TR2018-163

Joint Lattice and Subspace Vector Perturbation with PAPR Reduction for Massive MU-MIMO Systems


Abstract:

State-of-the-art base stations can be equipped with a massively large number of antenna elements, often several hundreds of elements, thanks to the rapid advancement of wideband radio-frequency (RF) analog circuits and compact antenna design techniques. With massive antenna systems, a relatively large number of users can be served at the same time by means of analog and digital beamforming and spatial multiplexing. We investigate such a large-scale multi-user multipleinput multiple-output (MU-MIMO) wireless system employing an orthogonal frequency-division multiplexing (OFDM)-based downlink transmission scheme. The use of OFDM causes a high peak-to-average power ratio (PAPR), which usually calls for expensive and power-inefficient RF components at the base station. In this paper, we propose a nullspace vector perturbation (VP) which integrates both nonlinear lattice and linear subspace precoding approaches.
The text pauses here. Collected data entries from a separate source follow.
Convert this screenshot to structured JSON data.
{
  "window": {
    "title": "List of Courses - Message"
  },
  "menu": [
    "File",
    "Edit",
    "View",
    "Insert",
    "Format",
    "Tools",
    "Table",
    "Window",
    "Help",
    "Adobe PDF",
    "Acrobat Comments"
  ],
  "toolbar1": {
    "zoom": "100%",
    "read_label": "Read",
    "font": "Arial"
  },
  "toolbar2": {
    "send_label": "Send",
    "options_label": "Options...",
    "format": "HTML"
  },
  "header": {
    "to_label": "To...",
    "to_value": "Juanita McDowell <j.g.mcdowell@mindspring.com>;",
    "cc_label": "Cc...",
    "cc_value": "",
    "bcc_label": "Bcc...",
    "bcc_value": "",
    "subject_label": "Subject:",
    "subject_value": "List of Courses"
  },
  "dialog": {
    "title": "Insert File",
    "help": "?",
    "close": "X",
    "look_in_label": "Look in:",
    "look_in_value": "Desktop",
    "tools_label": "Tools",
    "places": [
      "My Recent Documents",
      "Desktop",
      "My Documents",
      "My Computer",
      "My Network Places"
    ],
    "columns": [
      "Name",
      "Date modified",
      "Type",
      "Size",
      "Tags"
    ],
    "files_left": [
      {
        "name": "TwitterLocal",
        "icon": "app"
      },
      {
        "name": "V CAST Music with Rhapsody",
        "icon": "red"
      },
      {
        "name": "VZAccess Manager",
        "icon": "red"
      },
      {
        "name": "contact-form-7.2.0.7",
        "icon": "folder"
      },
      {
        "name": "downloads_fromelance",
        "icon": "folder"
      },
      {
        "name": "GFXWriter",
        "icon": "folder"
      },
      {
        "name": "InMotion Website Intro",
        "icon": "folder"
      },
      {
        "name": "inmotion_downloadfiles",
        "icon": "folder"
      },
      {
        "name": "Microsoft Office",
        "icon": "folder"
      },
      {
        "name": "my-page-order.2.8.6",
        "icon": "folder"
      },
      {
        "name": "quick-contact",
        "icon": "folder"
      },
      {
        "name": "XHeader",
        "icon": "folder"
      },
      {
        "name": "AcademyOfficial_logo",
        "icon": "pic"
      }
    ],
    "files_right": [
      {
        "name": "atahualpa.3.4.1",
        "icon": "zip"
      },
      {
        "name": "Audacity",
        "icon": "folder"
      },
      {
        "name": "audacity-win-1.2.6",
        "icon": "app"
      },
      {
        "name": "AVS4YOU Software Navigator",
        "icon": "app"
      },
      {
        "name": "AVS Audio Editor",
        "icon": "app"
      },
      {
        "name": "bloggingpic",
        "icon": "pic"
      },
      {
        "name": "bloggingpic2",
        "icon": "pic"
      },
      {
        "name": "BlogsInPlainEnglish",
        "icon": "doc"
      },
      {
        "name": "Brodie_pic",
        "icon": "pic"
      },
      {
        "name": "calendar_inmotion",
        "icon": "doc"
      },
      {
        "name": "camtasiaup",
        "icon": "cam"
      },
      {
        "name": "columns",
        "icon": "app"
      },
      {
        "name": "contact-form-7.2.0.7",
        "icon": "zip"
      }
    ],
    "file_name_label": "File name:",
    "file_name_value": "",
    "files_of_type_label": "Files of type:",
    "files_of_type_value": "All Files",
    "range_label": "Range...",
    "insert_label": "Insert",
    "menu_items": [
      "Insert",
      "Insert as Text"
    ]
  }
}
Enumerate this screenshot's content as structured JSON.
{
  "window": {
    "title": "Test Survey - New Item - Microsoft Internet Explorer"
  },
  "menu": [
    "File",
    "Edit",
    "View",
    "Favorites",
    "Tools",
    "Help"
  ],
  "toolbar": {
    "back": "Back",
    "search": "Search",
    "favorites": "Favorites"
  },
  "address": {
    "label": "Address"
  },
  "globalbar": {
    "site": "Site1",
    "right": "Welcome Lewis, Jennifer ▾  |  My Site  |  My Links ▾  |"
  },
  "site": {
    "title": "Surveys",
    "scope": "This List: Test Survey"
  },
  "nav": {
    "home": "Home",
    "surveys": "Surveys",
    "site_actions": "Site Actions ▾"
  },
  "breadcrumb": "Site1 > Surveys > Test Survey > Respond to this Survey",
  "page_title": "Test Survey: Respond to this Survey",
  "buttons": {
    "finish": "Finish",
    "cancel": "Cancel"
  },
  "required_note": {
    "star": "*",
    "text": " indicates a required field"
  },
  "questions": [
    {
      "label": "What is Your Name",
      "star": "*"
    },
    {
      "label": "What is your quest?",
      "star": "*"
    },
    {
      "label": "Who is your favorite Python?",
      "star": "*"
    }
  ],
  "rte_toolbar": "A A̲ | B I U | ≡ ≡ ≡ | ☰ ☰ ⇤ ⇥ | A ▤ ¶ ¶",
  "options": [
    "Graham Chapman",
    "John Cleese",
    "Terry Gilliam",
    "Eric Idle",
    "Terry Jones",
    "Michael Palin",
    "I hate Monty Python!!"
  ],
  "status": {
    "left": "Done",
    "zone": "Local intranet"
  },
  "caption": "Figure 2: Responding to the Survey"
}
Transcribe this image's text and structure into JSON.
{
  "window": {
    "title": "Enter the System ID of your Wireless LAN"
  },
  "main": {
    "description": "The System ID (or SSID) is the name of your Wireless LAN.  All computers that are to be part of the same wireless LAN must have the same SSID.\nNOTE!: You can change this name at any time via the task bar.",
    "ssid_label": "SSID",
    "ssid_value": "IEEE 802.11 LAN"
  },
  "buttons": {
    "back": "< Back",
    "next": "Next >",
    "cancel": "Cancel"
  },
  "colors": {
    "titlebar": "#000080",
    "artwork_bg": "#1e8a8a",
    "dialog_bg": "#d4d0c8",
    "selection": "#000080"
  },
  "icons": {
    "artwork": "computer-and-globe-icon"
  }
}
By exploiting high degrees of freedom available in massive MU-MIMO OFDM systems, the signal PAPR can be significantly reduced with the proposed method. We also introduce a Gaussian process (GP) regression approach to be robust against the imperfect channel knowledge, which is required for the VP operation, in time-varying fading channels. Our analysis of outage capacity reveals that the proposed VP with GP regression offers a significant improvement in sum-rate spectral efficiency while reducing the PAPR.